Virtual machines

SEAD administrators instruction guide

How to view and manage virtual machines, use local disk space and Databricks workspaces

Released

13/05/2024

Note: Virtual Machines (VM) continue to incur running costs if the VM has not been stopped, even when not in use. The ABS recommends users shut down their machine during periods of inactivity to avoid unintended charges. Refer to the VM management options in the SEAD user guide for more details and instructions on shutting down a VM. Disconnecting, or closing your machine window is insufficient to avoid running costs.

Viewing virtual machines

Navigate to the Virtual Machines page by clicking on the tab from the left navigation panel.

Fig. 1. Navigating to Virtual Machines

From the Virtual Machines page, you can view the list of all VMs in SEAD and view their power state, status, type, who they are assigned to and the name of the project they’re associated with. You can also adjust the filters (circled blue) to search for a specific VM based on various criteria or download a report of all the listed VMs by clicking Export (circled red).

To view a specific VM, click on its hyperlinked name.

Selecting VM — Fig. 3. Selecting a Virtual Machine

From that specific VM’s page, you can view information about it in more detail, such as how many days are remaining until its next rebuild, the local disk attached to it and its next scheduled shut down. From this page you can also Start, Stop, Bypass Automatic Shutdown, or Resize the VM by clicking on the labelled purple buttons.

NOTE: If a user requires a machine larger than XX-Large, administrators will need to remove the user from their project to destroy their current machine, as the system may not allow the selection directly from the Virtual Machine page. The user should be notified to save all work to the project/output folders. Once the removal process has completed, the administrator will need to update the projects standard VM size to the required VM size and re-add the user to the project.

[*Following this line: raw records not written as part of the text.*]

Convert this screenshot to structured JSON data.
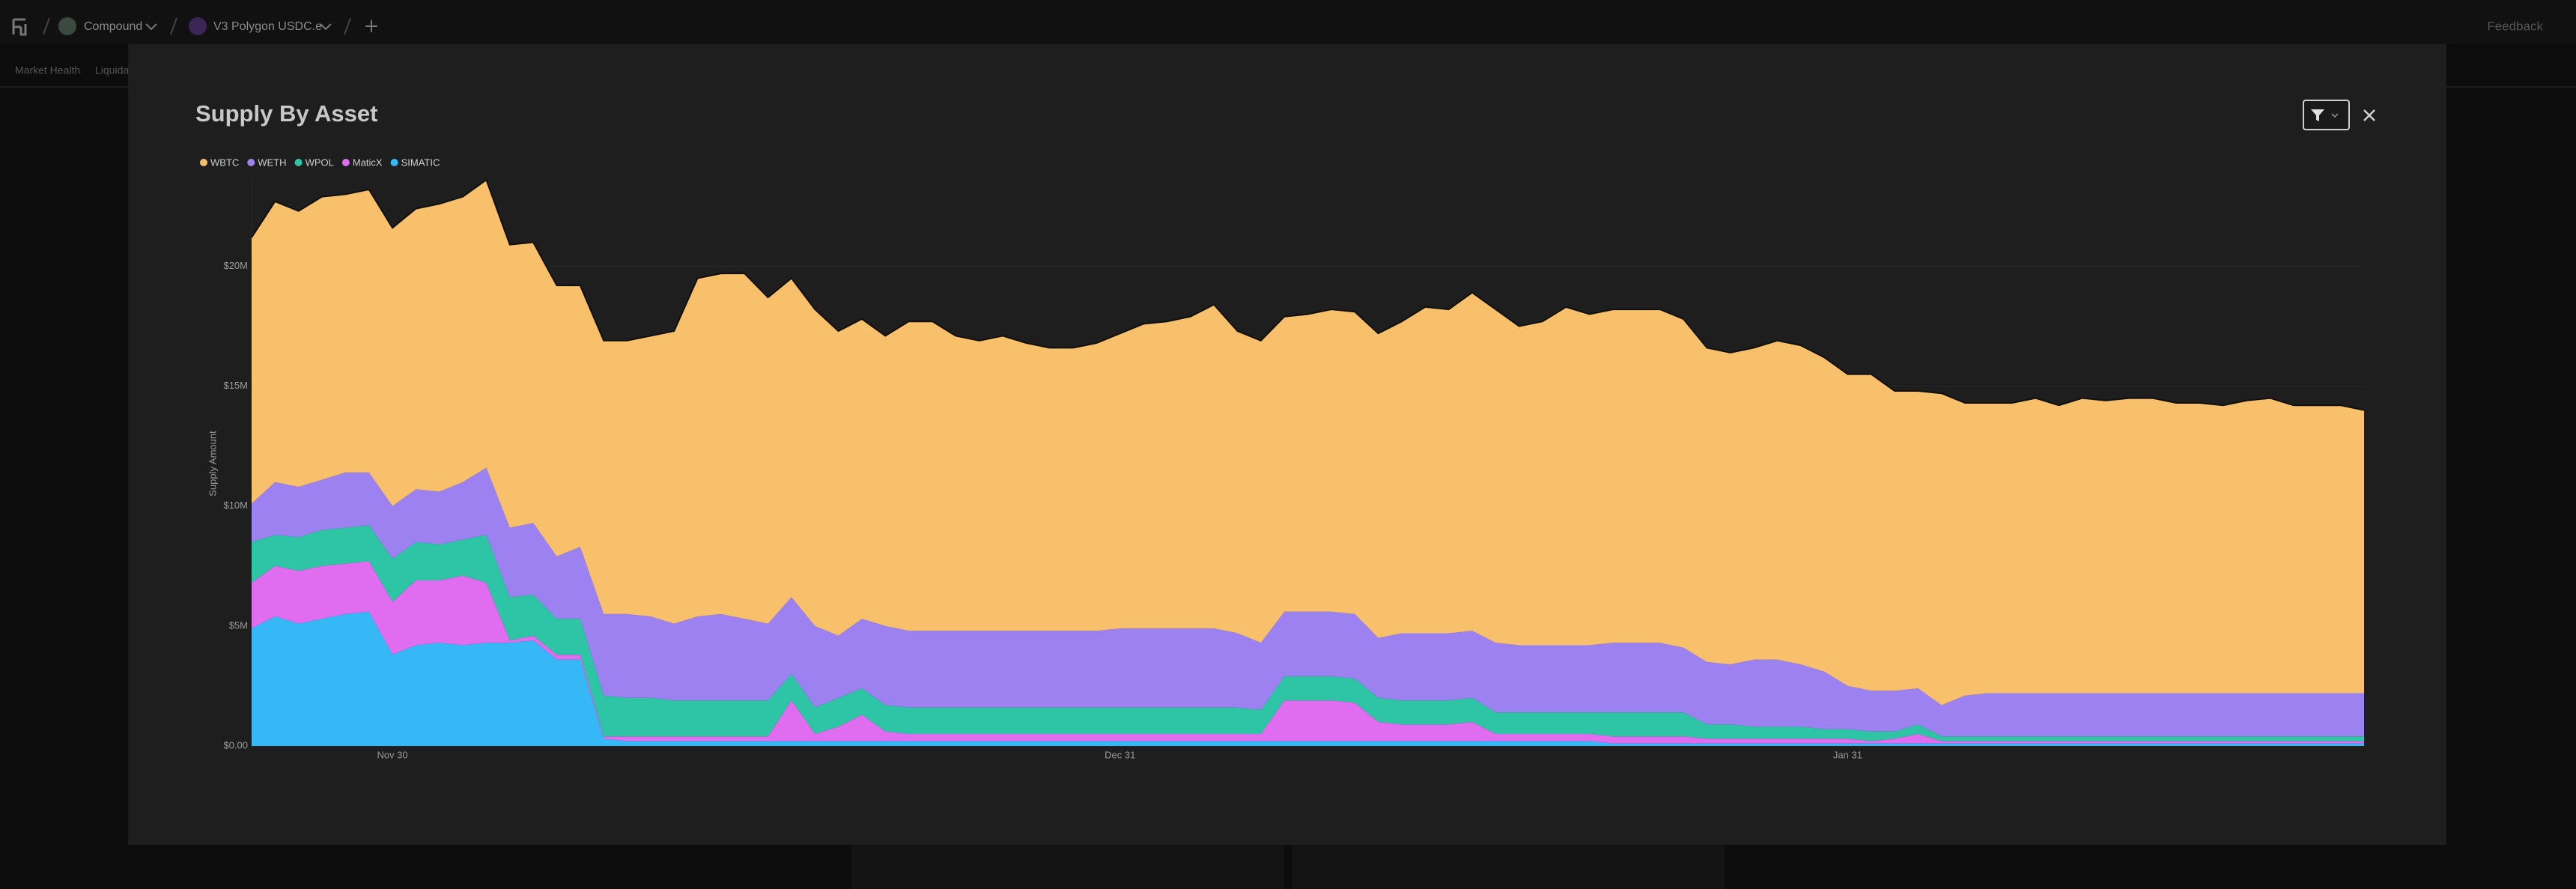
{
  "nav": {
    "protocol": "Compound",
    "market": "V3 Polygon USDC.e",
    "feedback": "Feedback"
  },
  "tabs": [
    "Market Health",
    "Liquidations"
  ],
  "chart_data": {
    "type": "area",
    "stacked": true,
    "title": "Supply By Asset",
    "y_label": "Supply Amount",
    "x": [
      "Nov 24",
      "Nov 25",
      "Nov 26",
      "Nov 27",
      "Nov 28",
      "Nov 29",
      "Nov 30",
      "Dec 1",
      "Dec 2",
      "Dec 3",
      "Dec 4",
      "Dec 5",
      "Dec 6",
      "Dec 7",
      "Dec 8",
      "Dec 9",
      "Dec 10",
      "Dec 11",
      "Dec 12",
      "Dec 13",
      "Dec 14",
      "Dec 15",
      "Dec 16",
      "Dec 17",
      "Dec 18",
      "Dec 19",
      "Dec 20",
      "Dec 21",
      "Dec 22",
      "Dec 23",
      "Dec 24",
      "Dec 25",
      "Dec 26",
      "Dec 27",
      "Dec 28",
      "Dec 29",
      "Dec 30",
      "Dec 31",
      "Jan 1",
      "Jan 2",
      "Jan 3",
      "Jan 4",
      "Jan 5",
      "Jan 6",
      "Jan 7",
      "Jan 8",
      "Jan 9",
      "Jan 10",
      "Jan 11",
      "Jan 12",
      "Jan 13",
      "Jan 14",
      "Jan 15",
      "Jan 16",
      "Jan 17",
      "Jan 18",
      "Jan 19",
      "Jan 20",
      "Jan 21",
      "Jan 22",
      "Jan 23",
      "Jan 24",
      "Jan 25",
      "Jan 26",
      "Jan 27",
      "Jan 28",
      "Jan 29",
      "Jan 30",
      "Jan 31",
      "Feb 1",
      "Feb 2",
      "Feb 3",
      "Feb 4",
      "Feb 5",
      "Feb 6",
      "Feb 7",
      "Feb 8",
      "Feb 9",
      "Feb 10",
      "Feb 11",
      "Feb 12",
      "Feb 13",
      "Feb 14",
      "Feb 15",
      "Feb 16",
      "Feb 17",
      "Feb 18",
      "Feb 19",
      "Feb 20",
      "Feb 21",
      "Feb 22"
    ],
    "xticks": [
      "Nov 30",
      "Dec 31",
      "Jan 31"
    ],
    "ylim": [
      0,
      23.7
    ],
    "yticks": [
      {
        "value": 0,
        "label": "$0.00"
      },
      {
        "value": 5,
        "label": "$5M"
      },
      {
        "value": 10,
        "label": "$10M"
      },
      {
        "value": 15,
        "label": "$15M"
      },
      {
        "value": 20,
        "label": "$20M"
      }
    ],
    "grid": true,
    "legend": "top-left",
    "series": [
      {
        "name": "WBTC",
        "color": "#f8c06b",
        "values": [
          11.1,
          11.7,
          11.5,
          11.8,
          11.6,
          11.8,
          11.6,
          11.7,
          12.0,
          11.9,
          12.0,
          11.8,
          11.7,
          11.3,
          10.9,
          11.4,
          11.4,
          11.7,
          12.2,
          14.1,
          14.2,
          14.4,
          13.6,
          13.3,
          13.2,
          12.7,
          12.5,
          12.1,
          12.9,
          12.9,
          12.3,
          12.1,
          12.3,
          12.0,
          11.8,
          11.8,
          12.0,
          12.3,
          12.7,
          12.8,
          13.0,
          13.5,
          12.6,
          12.6,
          12.3,
          12.4,
          12.6,
          12.6,
          12.7,
          13.0,
          13.6,
          13.5,
          14.1,
          13.9,
          13.3,
          13.5,
          14.1,
          13.8,
          13.9,
          13.9,
          13.9,
          13.7,
          13.1,
          13.0,
          13.0,
          13.3,
          13.3,
          13.1,
          13.0,
          13.2,
          12.5,
          12.4,
          13.0,
          12.2,
          12.1,
          12.1,
          12.3,
          12.0,
          12.3,
          12.2,
          12.3,
          12.3,
          12.1,
          12.1,
          12.0,
          12.2,
          12.3,
          12.0,
          12.0,
          12.0,
          11.8
        ]
      },
      {
        "name": "WETH",
        "color": "#9b82f0",
        "values": [
          1.6,
          2.2,
          2.1,
          2.1,
          2.3,
          2.2,
          2.2,
          2.2,
          2.2,
          2.4,
          2.8,
          2.9,
          3.0,
          2.6,
          3.0,
          3.4,
          3.5,
          3.4,
          3.2,
          3.5,
          3.6,
          3.4,
          3.2,
          3.2,
          3.4,
          2.6,
          2.9,
          3.3,
          3.2,
          3.2,
          3.2,
          3.2,
          3.2,
          3.2,
          3.2,
          3.2,
          3.2,
          3.3,
          3.3,
          3.3,
          3.3,
          3.3,
          3.1,
          2.8,
          2.7,
          2.7,
          2.7,
          2.7,
          2.5,
          2.8,
          2.8,
          2.8,
          2.8,
          2.9,
          2.8,
          2.8,
          2.8,
          2.8,
          2.9,
          2.9,
          2.9,
          2.7,
          2.6,
          2.5,
          2.8,
          2.8,
          2.6,
          2.4,
          1.8,
          1.7,
          1.7,
          1.5,
          1.3,
          1.7,
          1.8,
          1.8,
          1.8,
          1.8,
          1.8,
          1.8,
          1.8,
          1.8,
          1.8,
          1.8,
          1.8,
          1.8,
          1.8,
          1.8,
          1.8,
          1.8,
          1.8
        ]
      },
      {
        "name": "WPOL",
        "color": "#2ec4a6",
        "values": [
          1.7,
          1.3,
          1.4,
          1.5,
          1.5,
          1.5,
          1.8,
          1.6,
          1.5,
          1.5,
          2.0,
          1.8,
          1.7,
          1.5,
          1.5,
          1.7,
          1.6,
          1.6,
          1.5,
          1.5,
          1.5,
          1.5,
          1.5,
          1.1,
          1.1,
          1.2,
          1.1,
          1.1,
          1.1,
          1.1,
          1.1,
          1.1,
          1.1,
          1.1,
          1.1,
          1.1,
          1.1,
          1.1,
          1.1,
          1.1,
          1.1,
          1.1,
          1.1,
          1.0,
          1.0,
          1.0,
          1.0,
          1.0,
          1.0,
          1.0,
          1.0,
          1.0,
          1.0,
          0.9,
          0.9,
          0.9,
          0.9,
          0.9,
          1.0,
          1.0,
          1.0,
          1.0,
          0.6,
          0.6,
          0.5,
          0.5,
          0.5,
          0.4,
          0.4,
          0.4,
          0.3,
          0.4,
          0.2,
          0.2,
          0.2,
          0.2,
          0.2,
          0.2,
          0.2,
          0.2,
          0.2,
          0.2,
          0.2,
          0.2,
          0.2,
          0.2,
          0.2,
          0.2,
          0.2,
          0.2,
          0.2
        ]
      },
      {
        "name": "MaticX",
        "color": "#e06cf0",
        "values": [
          1.9,
          2.1,
          2.2,
          2.2,
          2.1,
          2.1,
          2.2,
          2.7,
          2.6,
          2.9,
          2.5,
          0.1,
          0.2,
          0.2,
          0.2,
          0.1,
          0.2,
          0.2,
          0.2,
          0.2,
          0.2,
          0.2,
          0.2,
          1.7,
          0.3,
          0.6,
          1.1,
          0.4,
          0.3,
          0.3,
          0.3,
          0.3,
          0.3,
          0.3,
          0.3,
          0.3,
          0.3,
          0.3,
          0.3,
          0.3,
          0.3,
          0.3,
          0.3,
          0.3,
          1.7,
          1.7,
          1.7,
          1.6,
          0.8,
          0.7,
          0.7,
          0.7,
          0.8,
          0.3,
          0.3,
          0.3,
          0.3,
          0.3,
          0.3,
          0.3,
          0.3,
          0.3,
          0.2,
          0.2,
          0.2,
          0.2,
          0.2,
          0.2,
          0.2,
          0.1,
          0.2,
          0.4,
          0.1,
          0.1,
          0.1,
          0.1,
          0.1,
          0.1,
          0.1,
          0.1,
          0.1,
          0.1,
          0.1,
          0.1,
          0.1,
          0.1,
          0.1,
          0.1,
          0.1,
          0.1,
          0.1
        ]
      },
      {
        "name": "SIMATIC",
        "color": "#35b8f5",
        "values": [
          4.9,
          5.4,
          5.1,
          5.3,
          5.5,
          5.6,
          3.8,
          4.2,
          4.3,
          4.2,
          4.3,
          4.3,
          4.4,
          3.6,
          3.6,
          0.3,
          0.2,
          0.2,
          0.2,
          0.2,
          0.2,
          0.2,
          0.2,
          0.2,
          0.2,
          0.2,
          0.2,
          0.2,
          0.2,
          0.2,
          0.2,
          0.2,
          0.2,
          0.2,
          0.2,
          0.2,
          0.2,
          0.2,
          0.2,
          0.2,
          0.2,
          0.2,
          0.2,
          0.2,
          0.2,
          0.2,
          0.2,
          0.2,
          0.2,
          0.2,
          0.2,
          0.2,
          0.2,
          0.2,
          0.2,
          0.2,
          0.2,
          0.2,
          0.1,
          0.1,
          0.1,
          0.1,
          0.1,
          0.1,
          0.1,
          0.1,
          0.1,
          0.1,
          0.1,
          0.1,
          0.1,
          0.1,
          0.1,
          0.1,
          0.1,
          0.1,
          0.1,
          0.1,
          0.1,
          0.1,
          0.1,
          0.1,
          0.1,
          0.1,
          0.1,
          0.1,
          0.1,
          0.1,
          0.1,
          0.1,
          0.1
        ]
      }
    ]
  }
}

VM details — Fig. 4. Virtual Machine specific page

Azure Virtual Desktop

SEAD uses Azure Virtual Desktop (AVD) to launch VMs. To view the methods for how users launch their VMs using AVD, refer to the SEAD user guide.

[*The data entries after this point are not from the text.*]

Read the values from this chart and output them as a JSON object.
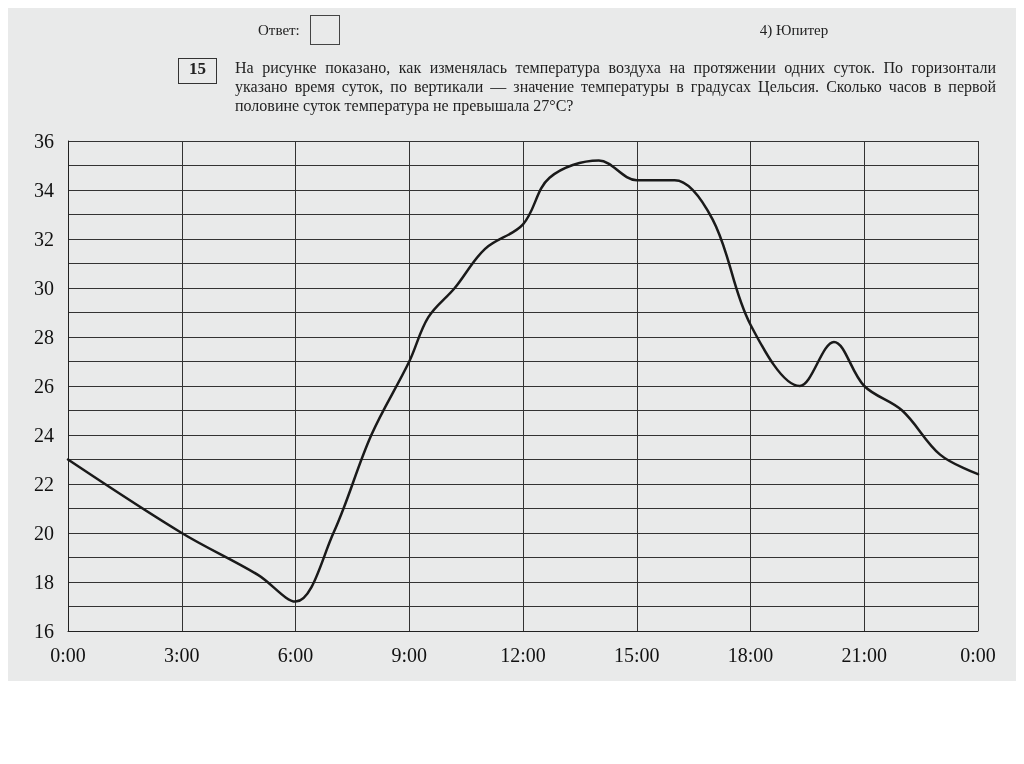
{
  "chart_data": {
    "type": "line",
    "title": "На рисунке показано, как изменялась температура воздуха на протяжении одних суток. По горизонтали указано время суток, по вертикали — значение температуры в градусах Цельсия. Сколько часов в первой половине суток температура не превышала 27°C?",
    "annotations": [
      "Ответ:",
      "4) Юпитер",
      "15"
    ],
    "series": [
      {
        "color": "#1a1a1a",
        "x": [
          0,
          3,
          5,
          6,
          7,
          8,
          9,
          9.5,
          10.2,
          11,
          12,
          12.7,
          14,
          15,
          16,
          17,
          18,
          19.3,
          20.2,
          21,
          22,
          23,
          24
        ],
        "values": [
          23,
          20,
          18.3,
          17.2,
          20,
          24,
          27,
          28.8,
          30,
          31.6,
          32.6,
          34.5,
          35.2,
          34.4,
          34.4,
          32.8,
          28.5,
          26,
          27.8,
          26,
          25,
          23.2,
          22.4
        ]
      }
    ],
    "xlim": [
      0,
      24
    ],
    "xticks": [
      {
        "value": 0,
        "label": "0:00"
      },
      {
        "value": 3,
        "label": "3:00"
      },
      {
        "value": 6,
        "label": "6:00"
      },
      {
        "value": 9,
        "label": "9:00"
      },
      {
        "value": 12,
        "label": "12:00"
      },
      {
        "value": 15,
        "label": "15:00"
      },
      {
        "value": 18,
        "label": "18:00"
      },
      {
        "value": 21,
        "label": "21:00"
      },
      {
        "value": 24,
        "label": "0:00"
      }
    ],
    "ylim": [
      16,
      36
    ],
    "yticks": [
      16,
      {
        "value": 17,
        "label": null
      },
      18,
      {
        "value": 19,
        "label": null
      },
      20,
      {
        "value": 21,
        "label": null
      },
      22,
      {
        "value": 23,
        "label": null
      },
      24,
      {
        "value": 25,
        "label": null
      },
      26,
      {
        "value": 27,
        "label": null
      },
      28,
      {
        "value": 29,
        "label": null
      },
      30,
      {
        "value": 31,
        "label": null
      },
      32,
      {
        "value": 33,
        "label": null
      },
      34,
      {
        "value": 35,
        "label": null
      },
      36
    ],
    "grid": true,
    "marker": "none",
    "line_style": "solid"
  }
}
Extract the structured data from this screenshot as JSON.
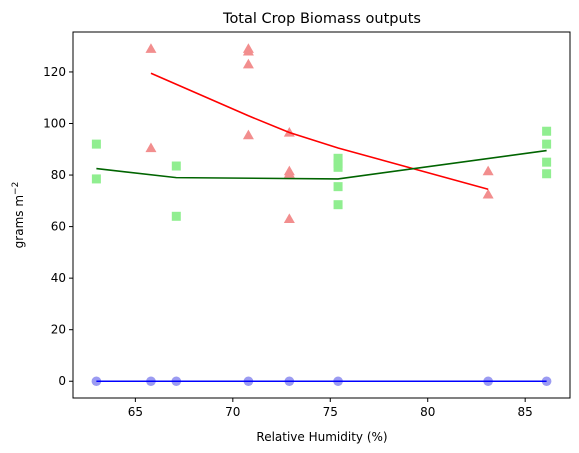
{
  "chart_data": {
    "type": "scatter",
    "title": "Total Crop Biomass outputs",
    "xlabel": "Relative Humidity (%)",
    "ylabel": "grams m",
    "ylabel_sup": "−2",
    "xlim": [
      61.8,
      87.3
    ],
    "ylim": [
      -6.5,
      135.5
    ],
    "xticks": [
      65,
      70,
      75,
      80,
      85
    ],
    "yticks": [
      0,
      20,
      40,
      60,
      80,
      100,
      120
    ],
    "grid": false,
    "legend": "none",
    "series": [
      {
        "marker": "triangle",
        "color": "#f28e8e",
        "points": [
          [
            65.8,
            129
          ],
          [
            65.8,
            90.5
          ],
          [
            70.8,
            129
          ],
          [
            70.8,
            128
          ],
          [
            70.8,
            123
          ],
          [
            70.8,
            95.5
          ],
          [
            72.9,
            96.5
          ],
          [
            72.9,
            81.5
          ],
          [
            72.9,
            80.5
          ],
          [
            72.9,
            63
          ],
          [
            83.1,
            81.5
          ],
          [
            83.1,
            72.5
          ]
        ]
      },
      {
        "marker": "square",
        "color": "#90ee90",
        "points": [
          [
            63.0,
            92
          ],
          [
            63.0,
            78.5
          ],
          [
            67.1,
            83.5
          ],
          [
            67.1,
            64
          ],
          [
            75.4,
            86.5
          ],
          [
            75.4,
            84.5
          ],
          [
            75.4,
            83
          ],
          [
            75.4,
            75.5
          ],
          [
            75.4,
            68.5
          ],
          [
            86.1,
            97
          ],
          [
            86.1,
            92
          ],
          [
            86.1,
            85
          ],
          [
            86.1,
            80.5
          ]
        ]
      },
      {
        "marker": "circle",
        "color": "#9b9bf2",
        "points": [
          [
            63.0,
            0
          ],
          [
            65.8,
            0
          ],
          [
            67.1,
            0
          ],
          [
            70.8,
            0
          ],
          [
            72.9,
            0
          ],
          [
            75.4,
            0
          ],
          [
            83.1,
            0
          ],
          [
            86.1,
            0
          ]
        ]
      }
    ],
    "lines": [
      {
        "color": "#ff0000",
        "points": [
          [
            65.8,
            119.5
          ],
          [
            70.8,
            103
          ],
          [
            72.9,
            96.5
          ],
          [
            75.4,
            90.5
          ],
          [
            83.1,
            74.5
          ]
        ]
      },
      {
        "color": "#006400",
        "points": [
          [
            63.0,
            82.5
          ],
          [
            67.1,
            79
          ],
          [
            75.4,
            78.5
          ],
          [
            86.1,
            89.5
          ]
        ]
      },
      {
        "color": "#0000ff",
        "points": [
          [
            63.0,
            0
          ],
          [
            86.1,
            0
          ]
        ]
      }
    ]
  }
}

It is the responsibility of the SEAD partner administrator to organise the relevant access through their IT department to enable users with access to the Remote Desktop client version of AVD if neccessary. The Remote Desktop client may be preferred If your users require the use of multi-screen functionality. The remote client may also improve connection stability and VM screen resolution.

For more information on AVD, please refer to Accessing your project workspace on the SEAD user guide.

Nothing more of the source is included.